After two days in wintry Düsseldorf, hearing how ideas germinate in Grohe’s glass hothouse, I was struck by the corporate culture the new management has created, in which decisions are made fast and design thinking is prioritized. Of course, there’s no guarantee that the company’s doubled investment in research and development will pay dividends. Grohe calls the industry outlook “somber.” The collapse of real estate markets has decimated the market for fittings, showers, and flushing systems. The other uncertainty is whether Grohe’s embrace of digital technology and water delivery will fly in the United States, where the company still lags behind its rivals for market share. Compared with their European counterparts, Americans are conservative when it comes to bathroom tastes, and there may be a steeper learning curve here for people to accept that digital electronics and water can coexist. As for water conservation, we are a long way from installing water-usage meters in every residence—a requirement in Germany.
Flowers’s response, for now, is to keep throwing new ideas at the market. In Grohe’s capacious design studio, where next year’s designs sat conspicuously hidden beneath white blankets, Flowers allowed me a glance at a concept prototype for a circular shower tray without a visible drain (a discreet circular gutter expels the water).
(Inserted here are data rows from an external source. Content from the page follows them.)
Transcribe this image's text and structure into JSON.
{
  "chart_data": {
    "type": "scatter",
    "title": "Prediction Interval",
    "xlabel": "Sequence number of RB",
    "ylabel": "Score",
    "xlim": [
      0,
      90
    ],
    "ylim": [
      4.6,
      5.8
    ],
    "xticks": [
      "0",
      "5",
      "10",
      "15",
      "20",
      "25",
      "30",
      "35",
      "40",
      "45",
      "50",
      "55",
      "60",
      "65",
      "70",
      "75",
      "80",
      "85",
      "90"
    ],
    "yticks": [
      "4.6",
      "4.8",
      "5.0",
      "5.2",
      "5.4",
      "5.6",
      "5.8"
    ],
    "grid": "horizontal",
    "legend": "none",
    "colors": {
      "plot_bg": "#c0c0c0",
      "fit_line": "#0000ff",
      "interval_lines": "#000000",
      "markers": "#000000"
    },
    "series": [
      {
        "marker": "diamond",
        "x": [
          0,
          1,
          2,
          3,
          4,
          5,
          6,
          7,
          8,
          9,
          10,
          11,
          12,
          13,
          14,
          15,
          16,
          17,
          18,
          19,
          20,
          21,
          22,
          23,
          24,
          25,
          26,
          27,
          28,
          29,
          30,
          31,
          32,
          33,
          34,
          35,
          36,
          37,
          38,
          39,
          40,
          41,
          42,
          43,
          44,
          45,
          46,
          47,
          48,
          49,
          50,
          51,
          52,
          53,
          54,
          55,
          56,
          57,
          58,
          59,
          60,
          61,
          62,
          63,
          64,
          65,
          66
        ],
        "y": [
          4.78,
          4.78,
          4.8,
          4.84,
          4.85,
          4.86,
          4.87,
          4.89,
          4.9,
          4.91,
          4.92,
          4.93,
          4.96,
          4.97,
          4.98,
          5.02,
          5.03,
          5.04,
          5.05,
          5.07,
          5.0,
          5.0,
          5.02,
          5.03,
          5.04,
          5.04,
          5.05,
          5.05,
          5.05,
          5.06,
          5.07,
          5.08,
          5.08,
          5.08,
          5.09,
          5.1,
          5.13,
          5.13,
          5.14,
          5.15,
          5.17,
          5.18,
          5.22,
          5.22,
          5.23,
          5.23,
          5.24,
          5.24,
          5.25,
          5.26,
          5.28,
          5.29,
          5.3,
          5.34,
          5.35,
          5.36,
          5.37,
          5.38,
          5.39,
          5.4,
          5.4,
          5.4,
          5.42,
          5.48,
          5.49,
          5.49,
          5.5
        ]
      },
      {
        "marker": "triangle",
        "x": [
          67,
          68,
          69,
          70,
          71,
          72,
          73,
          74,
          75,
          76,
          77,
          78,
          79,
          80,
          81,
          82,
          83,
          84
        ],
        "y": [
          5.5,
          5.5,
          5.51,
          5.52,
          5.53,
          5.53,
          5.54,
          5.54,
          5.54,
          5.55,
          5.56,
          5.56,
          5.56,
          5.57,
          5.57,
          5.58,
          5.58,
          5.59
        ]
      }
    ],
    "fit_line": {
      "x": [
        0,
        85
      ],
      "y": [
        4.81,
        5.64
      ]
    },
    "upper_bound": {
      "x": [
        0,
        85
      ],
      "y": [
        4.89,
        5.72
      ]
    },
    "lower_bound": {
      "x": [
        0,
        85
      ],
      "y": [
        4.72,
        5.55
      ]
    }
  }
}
Much like the auto industry, or Philips Design, Grohe deploys experimental showstoppers at trade fairs for their “halo effect” on the surrounding, more manufacturable products. The protoypes of the Digitecture line, unveiled at a fair last year, included “provocations,” as Flowers calls them: modular towel holders, soap dispensers, shelves, televisions, and speakers that plug into the bathroom’s flat-panel system. “That’s the beautiful thing about digital,” he says. “As we transform the bathroom from this functional space for cleaning and grooming into this well-being sanctuary, you can start to introduce, because you have power, different forms of entertainment.”
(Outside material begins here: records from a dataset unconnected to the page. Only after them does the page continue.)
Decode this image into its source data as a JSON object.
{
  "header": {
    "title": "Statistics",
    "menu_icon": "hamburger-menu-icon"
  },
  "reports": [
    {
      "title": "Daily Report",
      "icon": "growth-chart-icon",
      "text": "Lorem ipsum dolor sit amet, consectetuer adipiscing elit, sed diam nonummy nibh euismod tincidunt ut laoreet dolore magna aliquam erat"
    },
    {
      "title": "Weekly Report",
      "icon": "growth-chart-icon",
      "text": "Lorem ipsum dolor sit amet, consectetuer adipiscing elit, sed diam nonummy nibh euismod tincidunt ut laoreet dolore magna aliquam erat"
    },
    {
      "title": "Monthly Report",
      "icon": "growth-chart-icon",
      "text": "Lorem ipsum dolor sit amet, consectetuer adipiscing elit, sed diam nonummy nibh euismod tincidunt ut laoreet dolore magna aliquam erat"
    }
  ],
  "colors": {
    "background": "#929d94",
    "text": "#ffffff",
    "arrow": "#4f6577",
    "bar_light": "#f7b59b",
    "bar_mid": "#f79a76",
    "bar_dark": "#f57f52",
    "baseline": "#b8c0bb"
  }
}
Before leaving Germany, I traveled to Essen to pay a visit to the Red Dot Design Museum, a former coal-mining structure converted by Foster + Partners into five floors of exhibition space. An entire section of the building had been filled with sleek, award-winning faucets, radiators resembling wall-coverings, and a bath illuminated by blue LED lights beneath the skin. Here, Grohe’s offerings, including the Rainshower Icon showerhead, which won a “Best of the Best” Red Dot award last year, assumed prominent positions. It occurred to me that American bathrooms, with their claw-foot tubs, crystal handles, and ornate fixtures, tend to look to a romantic past of lush plenitude. German bathrooms, by contrast, imagine a postindustrial future of minimal, responsive controls and cautious, managed indulgence.